What does the new year have in store for your business?

Well, you can leave it all up to chance or you can start setting goals for yourself!

setting your business goals

Setting goals is one of the easiest things you can do to keep your business on the track YOU want it to be on. Otherwise, you’re just letting your business ride the waves of whatever comes your way. You need to be the captain of the ship, not just a passenger.

In this post I am going to give you five EASY tips to setting and working towards your goals in the new year.

1. Write your goals down!

It may seem pretty simple, but actually writing your goals out for the year gives you a plan for what you want to accomplish. Just keeping that list ‘in your head’ means you can lose track of what you are trying to accomplish. Whether you physically write it out on a piece of paper or a white board or keep your goals in an electronic file, just be sure to write them out!

2. Make short term goals and long term goals

While having goals that you’re going to reach by the end of the year is great, it’s also good to have short term goals that you can achieve along the way so that not all of your goals are big projects.

Your short term goals can even be things that help you reach your long term, yearly goals.

Examples:

Short term goal: meet one new person in my industry IN PERSON this month

Long term goal: book 25 weddings by the end of the year.

3. Create goals of different difficulty levels

Having hard to achieve goals is a great way to push yourself, but making all of your goals difficult can leave you feeling like you haven’t accomplished anything.

If you create goals with a variety of difficulty levels, you will help yourself in the long run by both pushing yourself to achieve greater things while at the same time giving yourself a sense of accomplishment along the way when you reach the easier goals

This ties into the previous tip about having short and long term goals. You may also consider creating goals with different difficulty ‘tiers’. Think of it like a video game…

Easy level: Book 15 portrait sessions this year

Intermediate level: Book 30 portrait sessions this year

Expert level: Book 50 portrait sessions this year

You get the idea…

4. Keep track of your goals

One of the reasons I mentioned writing down your goals in the beginning of this post was because you’ll want to come back and check on your goals regularly.

Set aside some time each week (15 minutes should be plenty of time) to check in on your goals and see how you are progressing towards them.

I like to break down goal progress into three segments: monthly, quarterly, and year end.

Keeping a journal or spreadsheet will help you track your progress.

5. Reassess your goals and your approaches to them

As you check in on your goals each week, you will get a sense over time whether you’re going to reach them.

If you’re finding that you’re not on track to reach your yearly goals, you may need to change your approach.

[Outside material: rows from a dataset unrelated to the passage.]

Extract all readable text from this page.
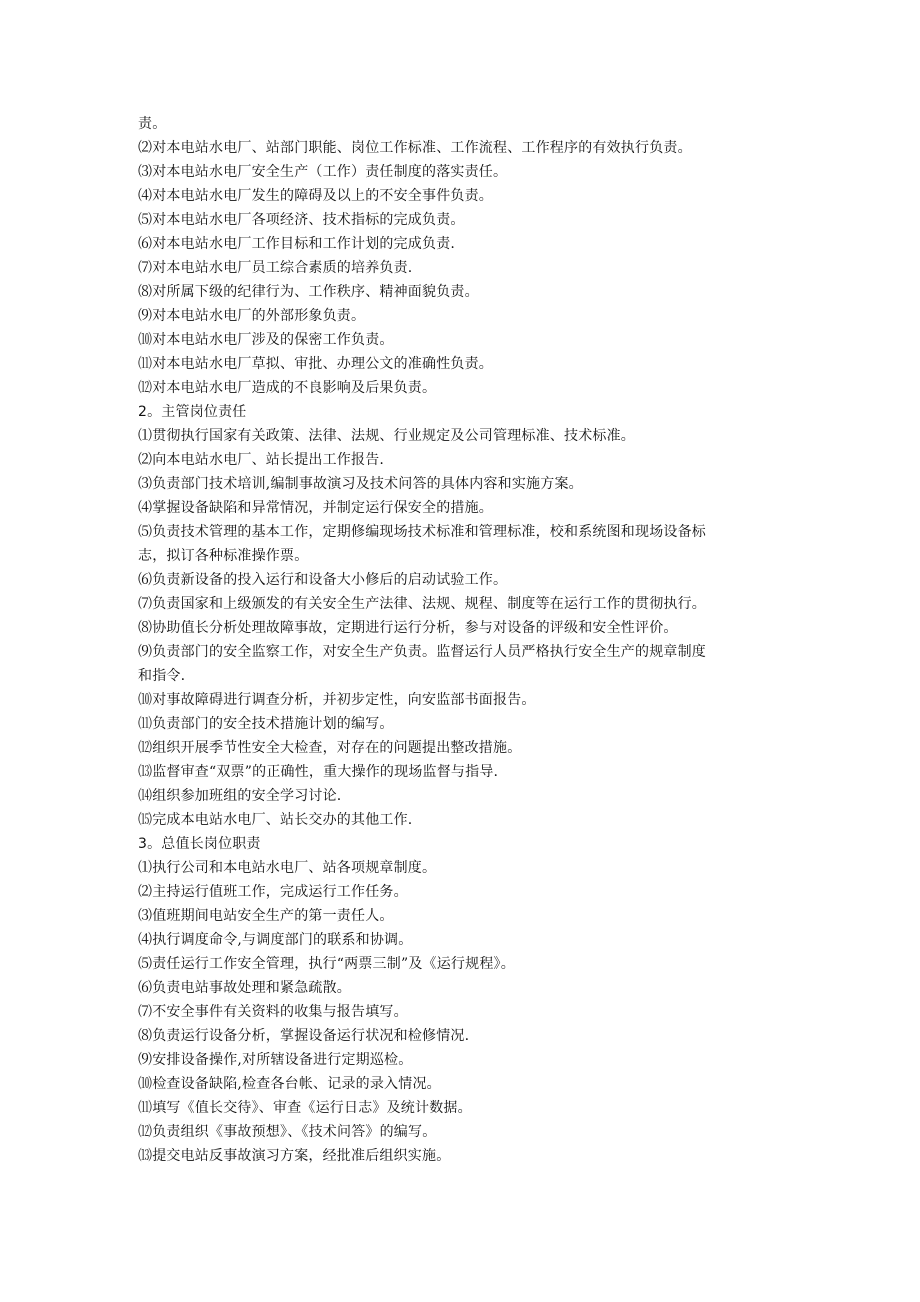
责。
⑵对本电站水电厂、站部门职能、岗位工作标准、工作流程、工作程序的有效执行负责。
⑶对本电站水电厂安全生产（工作）责任制度的落实责任。
⑷对本电站水电厂发生的障碍及以上的不安全事件负责。
⑸对本电站水电厂各项经济、技术指标的完成负责。
⑹对本电站水电厂工作目标和工作计划的完成负责.
⑺对本电站水电厂员工综合素质的培养负责.
⑻对所属下级的纪律行为、工作秩序、精神面貌负责。
⑼对本电站水电厂的外部形象负责。
⑽对本电站水电厂涉及的保密工作负责。
⑾对本电站水电厂草拟、审批、办理公文的准确性负责。
⑿对本电站水电厂造成的不良影响及后果负责。
2。主管岗位责任
⑴贯彻执行国家有关政策、法律、法规、行业规定及公司管理标准、技术标准。
⑵向本电站水电厂、站长提出工作报告.
⑶负责部门技术培训,编制事故演习及技术问答的具体内容和实施方案。
⑷掌握设备缺陷和异常情况，并制定运行保安全的措施。
⑸负责技术管理的基本工作，定期修编现场技术标准和管理标准，校和系统图和现场设备标
志，拟订各种标准操作票。
⑹负责新设备的投入运行和设备大小修后的启动试验工作。
⑺负责国家和上级颁发的有关安全生产法律、法规、规程、制度等在运行工作的贯彻执行。
⑻协助值长分析处理故障事故，定期进行运行分析，参与对设备的评级和安全性评价。
⑼负责部门的安全监察工作，对安全生产负责。监督运行人员严格执行安全生产的规章制度
和指令.
⑽对事故障碍进行调查分析，并初步定性，向安监部书面报告。
⑾负责部门的安全技术措施计划的编写。
⑿组织开展季节性安全大检查，对存在的问题提出整改措施。
⒀监督审查“双票”的正确性，重大操作的现场监督与指导.
⒁组织参加班组的安全学习讨论.
⒂完成本电站水电厂、站长交办的其他工作.
3。总值长岗位职责
⑴执行公司和本电站水电厂、站各项规章制度。
⑵主持运行值班工作，完成运行工作任务。
⑶值班期间电站安全生产的第一责任人。
⑷执行调度命令,与调度部门的联系和协调。
⑸责任运行工作安全管理，执行“两票三制”及《运行规程》。
⑹负责电站事故处理和紧急疏散。
⑺不安全事件有关资料的收集与报告填写。
⑻负责运行设备分析，掌握设备运行状况和检修情况.
⑼安排设备操作,对所辖设备进行定期巡检。
⑽检查设备缺陷,检查各台帐、记录的录入情况。
⑾填写《值长交待》、审查《运行日志》及统计数据。
⑿负责组织《事故预想》、《技术问答》的编写。
⒀提交电站反事故演习方案，经批准后组织实施。
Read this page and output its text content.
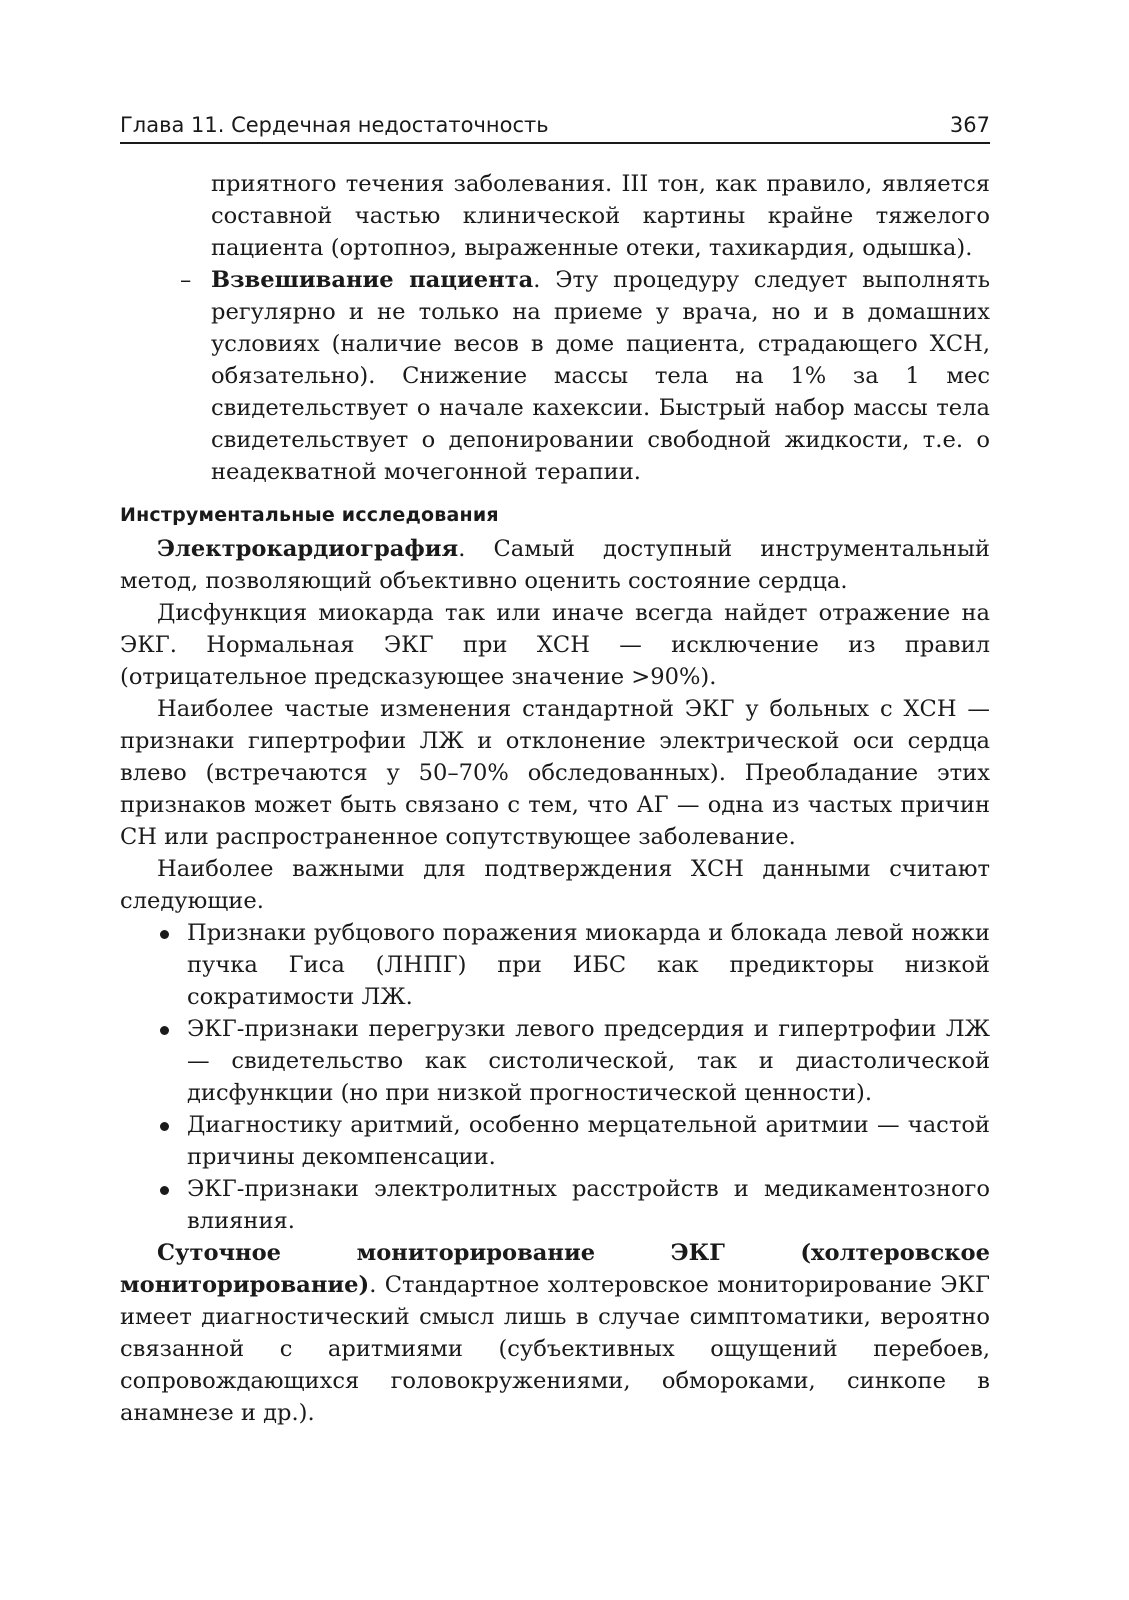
Глава 11. Сердечная недостаточность	367

приятного течения заболевания. III тон, как правило, является составной частью клинической картины крайне тяжелого пациента (ортопноэ, выраженные отеки, тахикардия, одышка).

– Взвешивание пациента. Эту процедуру следует выполнять регулярно и не только на приеме у врача, но и в домашних условиях (наличие весов в доме пациента, страдающего ХСН, обязательно). Снижение массы тела на 1% за 1 мес свидетельствует о начале кахексии. Быстрый набор массы тела свидетельствует о депонировании свободной жидкости, т.е. о неадекватной мочегонной терапии.

Инструментальные исследования

Электрокардиография. Самый доступный инструментальный метод, позволяющий объективно оценить состояние сердца.

Дисфункция миокарда так или иначе всегда найдет отражение на ЭКГ. Нормальная ЭКГ при ХСН — исключение из правил (отрицательное предсказующее значение >90%).

Наиболее частые изменения стандартной ЭКГ у больных с ХСН — признаки гипертрофии ЛЖ и отклонение электрической оси сердца влево (встречаются у 50–70% обследованных). Преобладание этих признаков может быть связано с тем, что АГ — одна из частых причин СН или распространенное сопутствующее заболевание.

Наиболее важными для подтверждения ХСН данными считают следующие.

Признаки рубцового поражения миокарда и блокада левой ножки пучка Гиса (ЛНПГ) при ИБС как предикторы низкой сократимости ЛЖ.

ЭКГ-признаки перегрузки левого предсердия и гипертрофии ЛЖ — свидетельство как систолической, так и диастолической дисфункции (но при низкой прогностической ценности).

Диагностику аритмий, особенно мерцательной аритмии — частой причины декомпенсации.

ЭКГ-признаки электролитных расстройств и медикаментозного влияния.

Суточное мониторирование ЭКГ (холтеровское мониторирование). Стандартное холтеровское мониторирование ЭКГ имеет диагностический смысл лишь в случае симптоматики, вероятно связанной с аритмиями (субъективных ощущений перебоев, сопровождающихся головокружениями, обмороками, синкопе в анамнезе и др.).
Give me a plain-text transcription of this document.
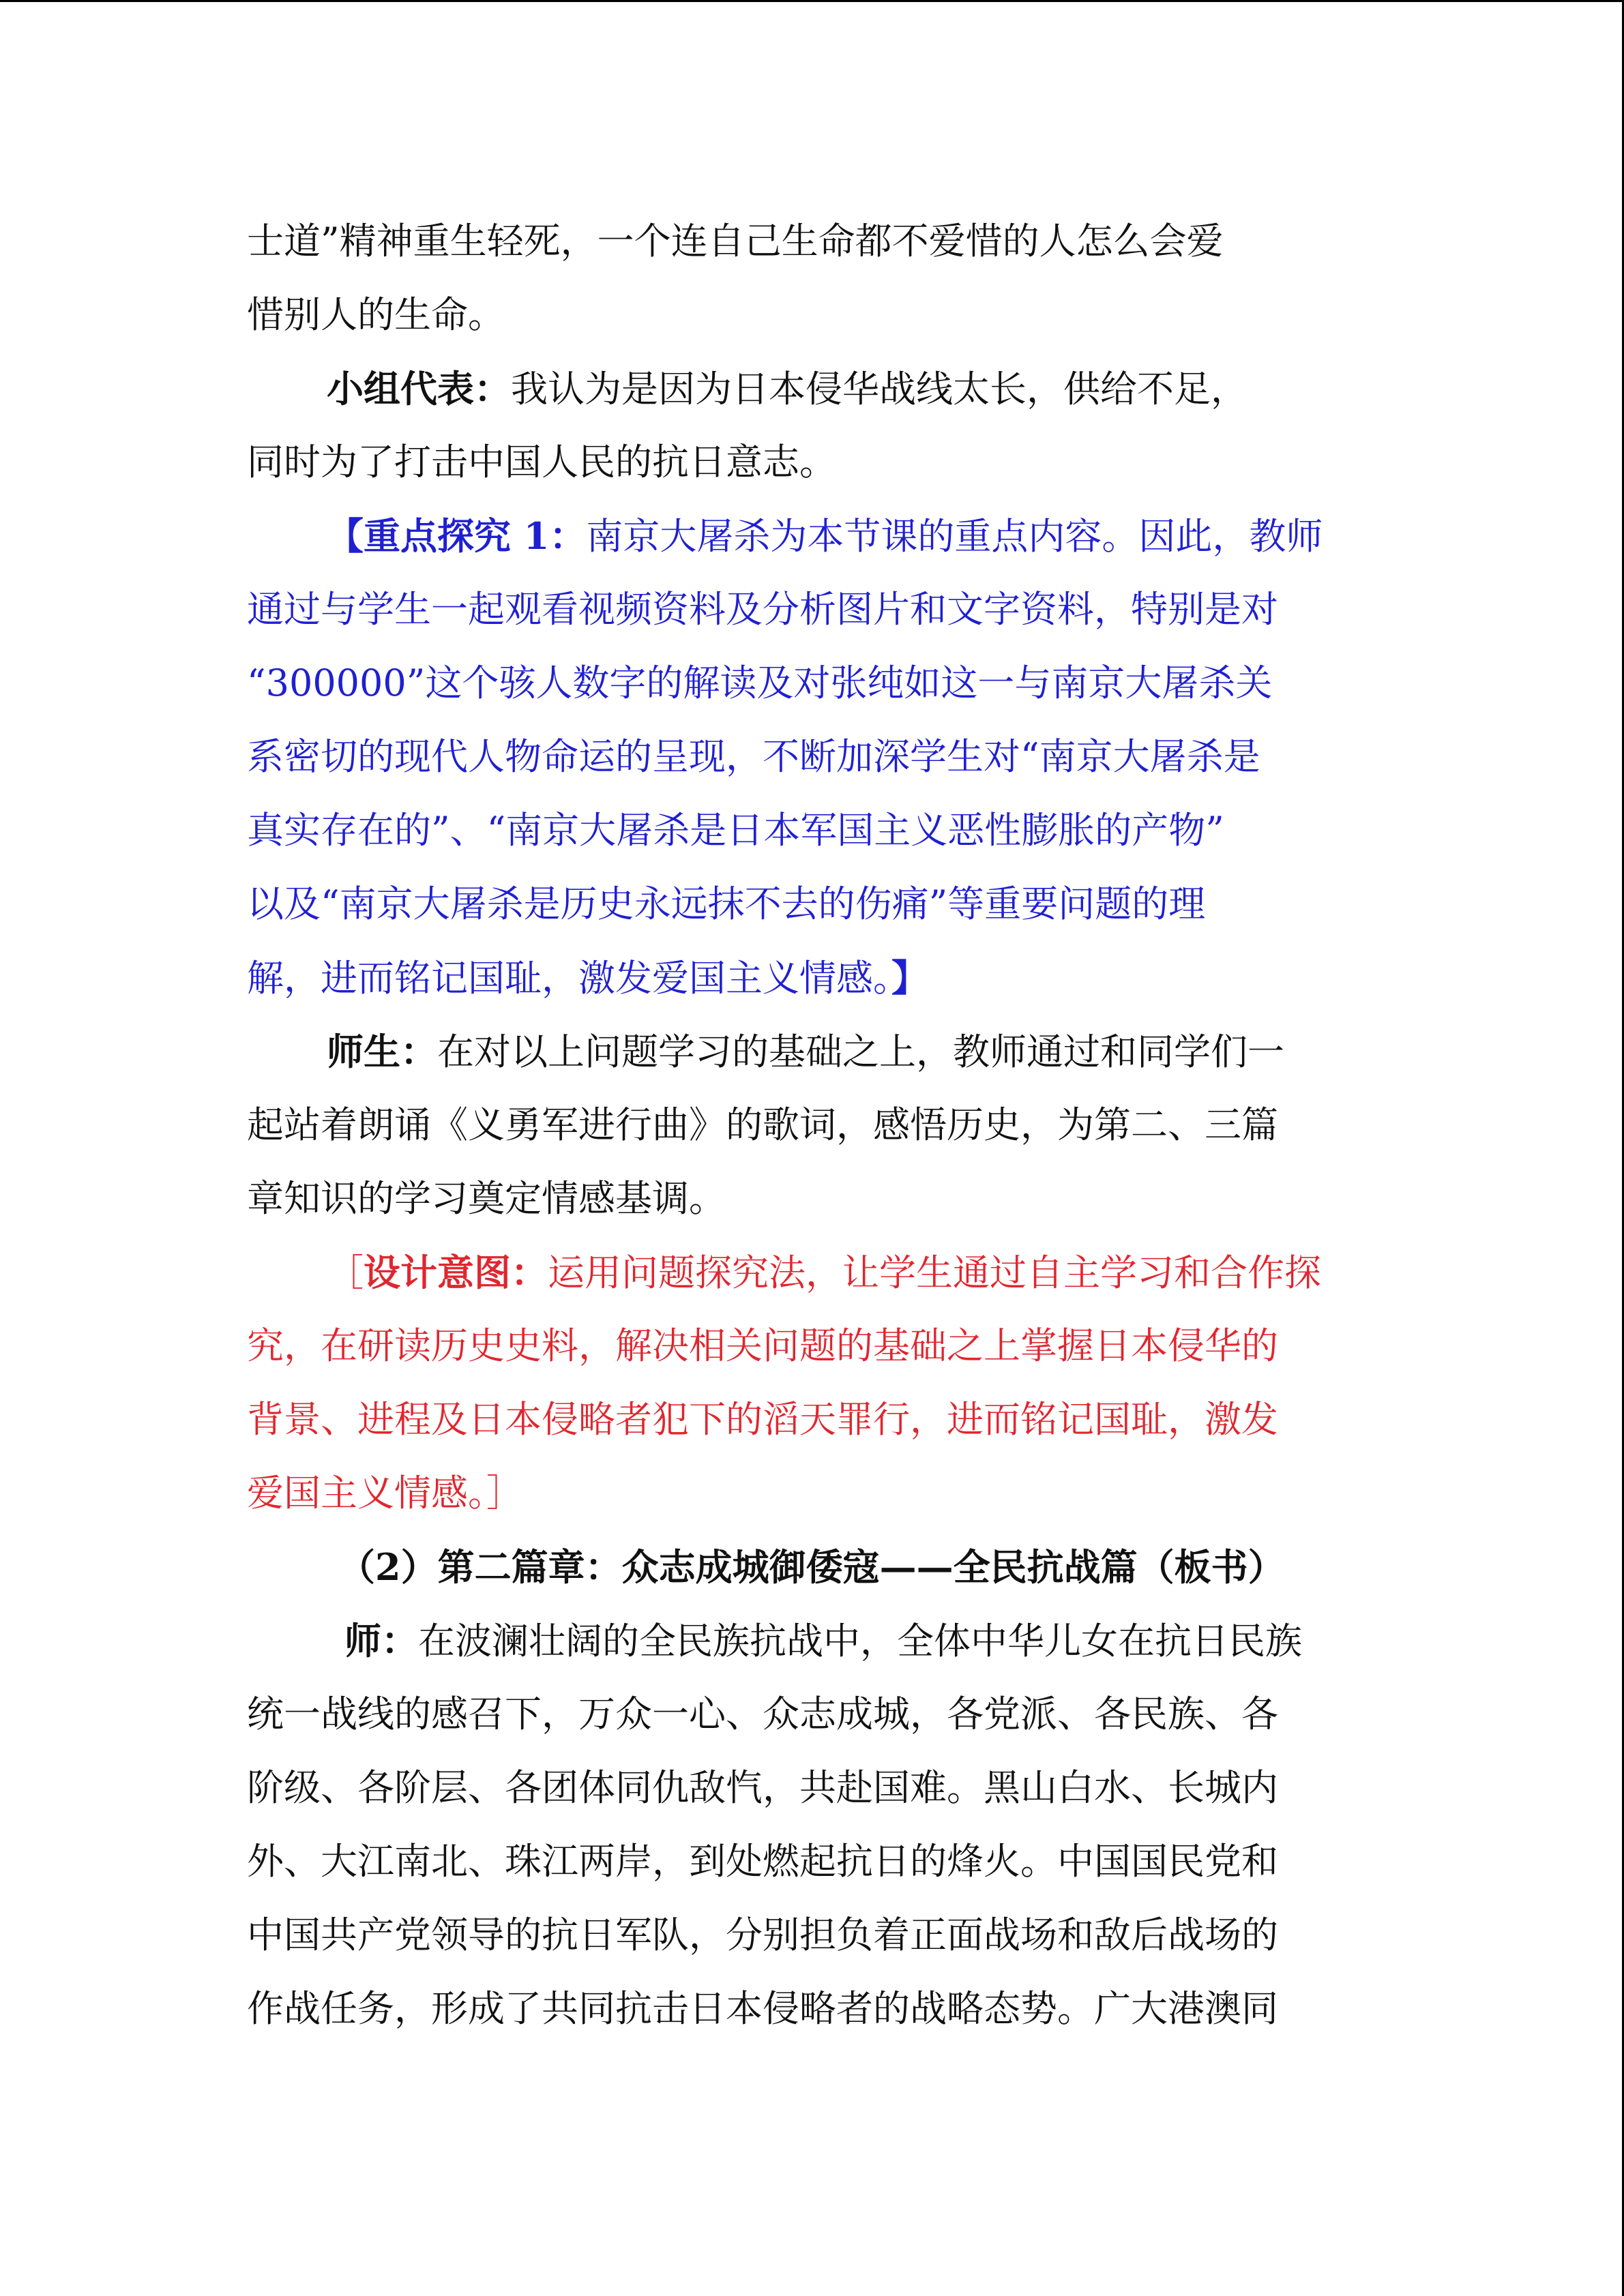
士道”精神重生轻死，一个连自己生命都不爱惜的人怎么会爱
惜别人的生命。
小组代表：我认为是因为日本侵华战线太长，供给不足，
同时为了打击中国人民的抗日意志。
【重点探究 1：南京大屠杀为本节课的重点内容。因此，教师
通过与学生一起观看视频资料及分析图片和文字资料，特别是对
“300000”这个骇人数字的解读及对张纯如这一与南京大屠杀关
系密切的现代人物命运的呈现，不断加深学生对“南京大屠杀是
真实存在的”、“南京大屠杀是日本军国主义恶性膨胀的产物”
以及“南京大屠杀是历史永远抹不去的伤痛”等重要问题的理
解，进而铭记国耻，激发爱国主义情感。】
师生：在对以上问题学习的基础之上，教师通过和同学们一
起站着朗诵《义勇军进行曲》的歌词，感悟历史，为第二、三篇
章知识的学习奠定情感基调。
［设计意图：运用问题探究法，让学生通过自主学习和合作探
究，在研读历史史料，解决相关问题的基础之上掌握日本侵华的
背景、进程及日本侵略者犯下的滔天罪行，进而铭记国耻，激发
爱国主义情感。］
（2）第二篇章：众志成城御倭寇——全民抗战篇（板书）
师：在波澜壮阔的全民族抗战中，全体中华儿女在抗日民族
统一战线的感召下，万众一心、众志成城，各党派、各民族、各
阶级、各阶层、各团体同仇敌忾，共赴国难。黑山白水、长城内
外、大江南北、珠江两岸，到处燃起抗日的烽火。中国国民党和
中国共产党领导的抗日军队，分别担负着正面战场和敌后战场的
作战任务，形成了共同抗击日本侵略者的战略态势。广大港澳同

That might mean reevaluating where you advertise, what you blog about, marketing, branding, etc., but you will already know what IS NOT working.

The thing is to reassess your approach, see what works and what doesn’t, and adjust what you’re doing accordingly.

BONUS TIP: Create new goals along the way! If you find that you’re rapidly approaching one goal – set a new one.

If your goal was to book 20 weddings and you’ve almost hit that in the first half of the year, add more levels of difficulty. Create another tier for 30 weddings.

Don’t cross out your original goal and create a brand new one. You ACHIEVED that goal. These are bonus levels!